The 2018 “Halloween” couldn’t match the original, and fed into the contemporary appetite for carnage, but it had a certain discretion and cleverness to it.  “Halloween Kills” lacks both, becoming as nasty and dumb as the myriad sequels and clones that followed clumsily in the footsteps of Carpenter’s picture.  Technically it’s a step above bargain-basement grade—Richard A. Wright’s production design and Michael Simmonds’ cinematography are at least professional, and Christopher Nelson’s makeup effects are splashy enough to appease the carnage crowd; and while Tim Alverson’s editing has its sloppy moments, it does a reasonably good job of distinguishing among the large ensemble cast.  The score wisely uses Carpenter’s creepy music for the 1978 movie as its basis.

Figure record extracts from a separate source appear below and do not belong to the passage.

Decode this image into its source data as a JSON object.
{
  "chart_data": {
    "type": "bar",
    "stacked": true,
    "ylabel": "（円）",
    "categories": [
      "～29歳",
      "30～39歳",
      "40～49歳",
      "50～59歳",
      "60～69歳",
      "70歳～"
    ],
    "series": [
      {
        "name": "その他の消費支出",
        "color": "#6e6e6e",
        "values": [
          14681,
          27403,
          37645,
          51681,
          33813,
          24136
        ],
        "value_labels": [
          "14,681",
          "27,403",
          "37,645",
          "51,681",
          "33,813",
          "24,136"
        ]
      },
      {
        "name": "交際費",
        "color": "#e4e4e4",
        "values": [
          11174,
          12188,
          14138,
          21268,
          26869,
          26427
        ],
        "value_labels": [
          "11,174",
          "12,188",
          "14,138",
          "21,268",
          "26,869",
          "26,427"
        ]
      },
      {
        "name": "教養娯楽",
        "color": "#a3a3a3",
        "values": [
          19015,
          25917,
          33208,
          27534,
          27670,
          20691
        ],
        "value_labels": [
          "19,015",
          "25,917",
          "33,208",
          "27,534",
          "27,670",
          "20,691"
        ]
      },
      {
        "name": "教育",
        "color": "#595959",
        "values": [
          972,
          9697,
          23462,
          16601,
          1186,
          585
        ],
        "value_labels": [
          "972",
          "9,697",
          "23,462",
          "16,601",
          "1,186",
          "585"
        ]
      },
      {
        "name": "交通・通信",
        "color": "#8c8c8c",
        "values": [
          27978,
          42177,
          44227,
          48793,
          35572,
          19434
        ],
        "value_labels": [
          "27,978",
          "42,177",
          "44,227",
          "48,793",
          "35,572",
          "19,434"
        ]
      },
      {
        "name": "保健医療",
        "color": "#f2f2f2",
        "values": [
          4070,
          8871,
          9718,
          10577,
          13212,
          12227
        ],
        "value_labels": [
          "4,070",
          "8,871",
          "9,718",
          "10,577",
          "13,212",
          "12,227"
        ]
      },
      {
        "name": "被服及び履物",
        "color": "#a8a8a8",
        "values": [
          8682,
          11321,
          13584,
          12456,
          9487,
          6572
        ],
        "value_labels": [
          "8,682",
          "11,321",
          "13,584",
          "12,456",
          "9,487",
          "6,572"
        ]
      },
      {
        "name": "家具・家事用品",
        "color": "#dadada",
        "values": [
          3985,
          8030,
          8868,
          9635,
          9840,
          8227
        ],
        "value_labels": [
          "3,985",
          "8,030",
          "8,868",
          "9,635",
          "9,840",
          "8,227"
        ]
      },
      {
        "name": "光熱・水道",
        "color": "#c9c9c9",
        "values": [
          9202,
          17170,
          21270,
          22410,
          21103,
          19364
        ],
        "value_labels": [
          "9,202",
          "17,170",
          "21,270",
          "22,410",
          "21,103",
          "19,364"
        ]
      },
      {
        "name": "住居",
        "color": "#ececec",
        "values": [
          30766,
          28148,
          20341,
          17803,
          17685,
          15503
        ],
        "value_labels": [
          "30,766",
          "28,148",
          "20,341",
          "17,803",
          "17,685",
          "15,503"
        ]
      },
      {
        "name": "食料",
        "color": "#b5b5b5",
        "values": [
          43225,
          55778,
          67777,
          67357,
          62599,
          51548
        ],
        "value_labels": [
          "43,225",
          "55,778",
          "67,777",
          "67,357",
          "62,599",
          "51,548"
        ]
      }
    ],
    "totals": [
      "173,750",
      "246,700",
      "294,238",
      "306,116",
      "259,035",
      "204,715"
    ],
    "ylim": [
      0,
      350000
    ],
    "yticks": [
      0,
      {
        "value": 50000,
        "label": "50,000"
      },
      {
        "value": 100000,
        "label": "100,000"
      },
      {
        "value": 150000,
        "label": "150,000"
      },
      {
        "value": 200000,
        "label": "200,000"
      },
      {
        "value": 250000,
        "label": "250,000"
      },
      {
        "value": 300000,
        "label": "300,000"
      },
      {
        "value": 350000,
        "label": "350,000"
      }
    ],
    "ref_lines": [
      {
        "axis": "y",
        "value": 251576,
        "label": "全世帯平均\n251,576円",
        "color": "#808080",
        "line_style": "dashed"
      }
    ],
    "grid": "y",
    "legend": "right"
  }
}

The acting, as usual in such gorefests, is of minimal concern.  Curtis’s contribution is limited to shrieking and suffering; one scene, in which she injects herself with a syringe, is silly and embarrassing.  Patton adds a few grace notes, as does Mann; but Hall is one-note blustery, and neither Greer nor Matichak gets beyond the rote.  Nobody else registers as anything but lambs being led to slaughter.

Green has made some interesting films, and his first stab at “Halloween” was much better than anyone might have expected.  But this sequel is no more than a hack job, no better than the slew of awful sequels to Carpenter’s original that its predecessor swept aside.